Ashita no Joe começou me causando um pouco de estranheza por conta dos desenhos um pouco cartunescos - parecendo o início das animações da Disney e aquele Mickey que até entrou em domínio público - e devido a trama inicialmente rasa com o protagonista que resolve tudo no punho de maneira fácil. Porém, levando em consideração que o mangá foi publicado em 1963 – 1973, faz todo sentido esse estilo de traço e a narrativa.
Embora a sensação de estranheza tenha me pegado de início, ela foi se afastando conforme a história ia avançando, pois o sentimento de curiosidade começa a crescer. Nós acompanhamos o jovem Joe Yabuki perambulando por ruas de um bairro periférico de Tokyo e do nada ele começa a se meter em confusões, primeiro com morador de rua, depois com crianças e por fim com uma gangue. Entretanto, em todos os embates ele consegue vencer os adversários utilizando de seus punhos. E aí pensamos: Quem é Joe Yabuki? Como ele chegou aqui? Qual seu objetivo? Como ele luta tão bem?
Nenhuma dessas perguntas é respondida logo de cara – inclusive eu acho isso bem interessante, pois faz você continuar lendo para descobrir – e começamos a acompanhar a jornada de Joe como sendo um jovem solitário, que ao que tudo indica, não possui um lar.
Após os incidentes supramencionados envolvendo lutas, um ex-boxeador, Danpei Tange, reconhece o talento de Joe e fica obcecado pelo garoto, indicando que ele será o próximo campeão do esporte, tendo em vista que ele já possui talento natural e precisa treinar o esporte para aperfeiçoar esse talento. Assim, o ex-boxeador insiste em treinar Joe e torna-lo um campeão, e por isso, os dois passam a dividir um espaço juntos.
Embora Joe aceite ser tutelado por Danpei, tal aceitação é traiçoeira, por o garoto não foi convicto com a ideia e passou a viver a vida de outra maneira enquanto Danpei saia para trabalhar. Ao invés de treinar, Joe realizava crimes e vandalismos pelo bairro em busca de dinheiro, o qual ele pretende investir para realizar seus sonhos (os quais são bem nobres).

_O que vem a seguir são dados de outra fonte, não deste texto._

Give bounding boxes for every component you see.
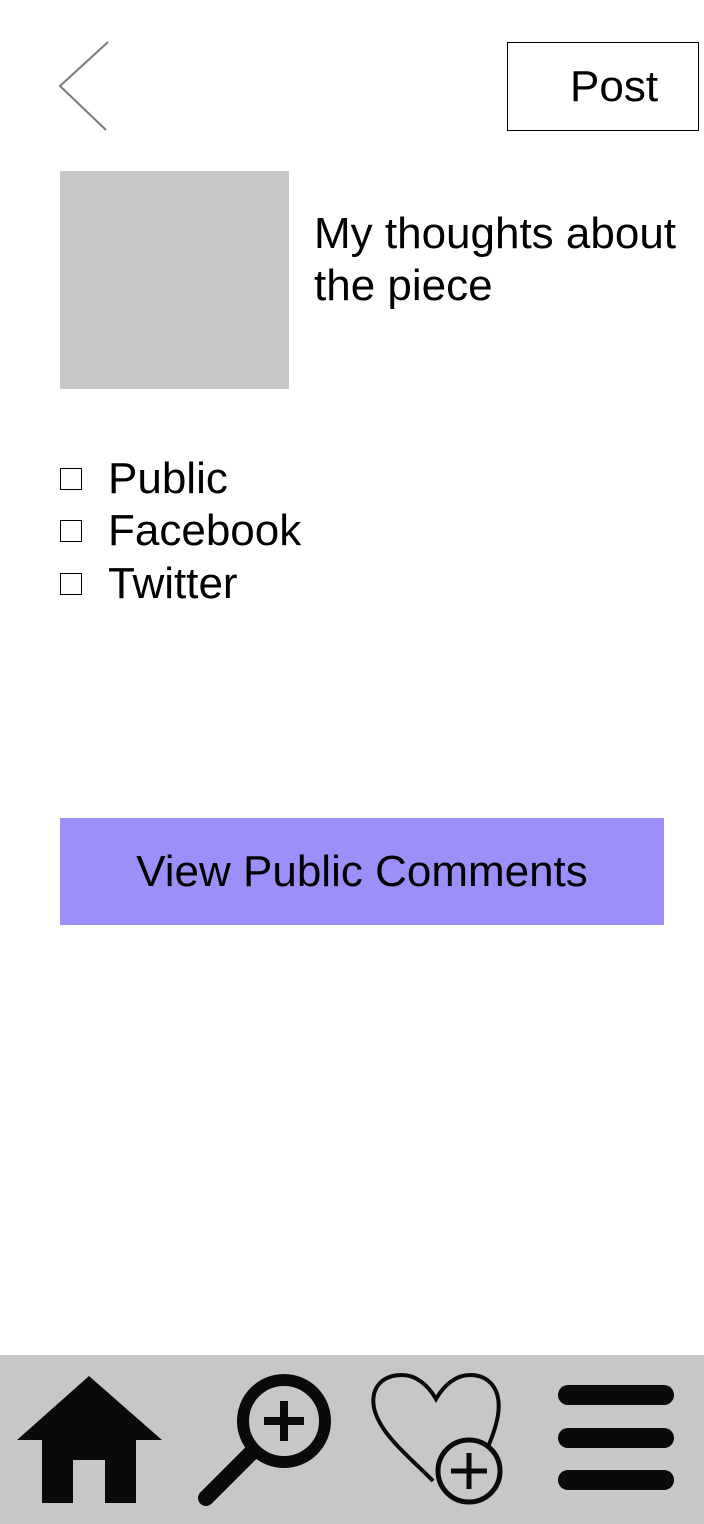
view-public-comments-button[interactable]: View Public Comments bbox=[60, 818, 664, 925]
share-option-label: Twitter bbox=[108, 559, 238, 608]
home-icon bbox=[17, 1376, 162, 1503]
share-option-twitter[interactable]: Twitter bbox=[60, 558, 238, 610]
back-button[interactable] bbox=[56, 38, 112, 134]
chevron-left-icon bbox=[58, 41, 109, 131]
image-placeholder bbox=[60, 171, 289, 389]
nav-favorites[interactable] bbox=[352, 1355, 528, 1524]
twitter-checkbox[interactable] bbox=[60, 573, 82, 595]
share-option-label: Public bbox=[108, 454, 228, 503]
nav-search[interactable] bbox=[176, 1355, 352, 1524]
nav-menu[interactable] bbox=[528, 1355, 704, 1524]
public-checkbox[interactable] bbox=[60, 468, 82, 490]
share-option-facebook[interactable]: Facebook bbox=[60, 505, 301, 557]
bottom-navigation bbox=[0, 1355, 704, 1524]
facebook-checkbox[interactable] bbox=[60, 520, 82, 542]
menu-icon bbox=[558, 1385, 674, 1490]
share-option-label: Facebook bbox=[108, 506, 302, 555]
heart-add-icon bbox=[371, 1372, 503, 1505]
post-button[interactable]: Post bbox=[507, 42, 699, 131]
zoom-in-icon bbox=[198, 1374, 331, 1506]
post-text: My thoughts about the piece bbox=[314, 209, 677, 310]
nav-home[interactable] bbox=[0, 1355, 176, 1524]
share-option-public[interactable]: Public bbox=[60, 453, 228, 505]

Porém, todas as ações de Joe possuem consequências, e o mesmo é levado para a prisão, posteriormente um centro de detenção juvenil, onde passará pelo menos um ano cumprindo pena.
E onde o boxe se encaixa em todos esses acontecimentos? Bom, nesse primeiro encadernado o boxe ainda não é tão presente. Ele fica mais como um elemento que Joe descobre e desperta o interesse mais no final da trama e tem tudo para ganhar mais destaque nos próximos volumes. Porém, já é possível identificar que o esporte vai funcionar como uma espécie de reconciliação entre Joe e a vida, sendo uma maneira do personagem encontrar sentido na vida.
Ademais, Ashita no Joe começa de maneira interessante e que desperta a curiosidade do leitor. Joe possui uma natureza selvagem, mas com ótimos ideais, apenas esperando um rumo para conseguir trilhar um jeito de alcançar seus sonhos, assim como manter sua liberdade.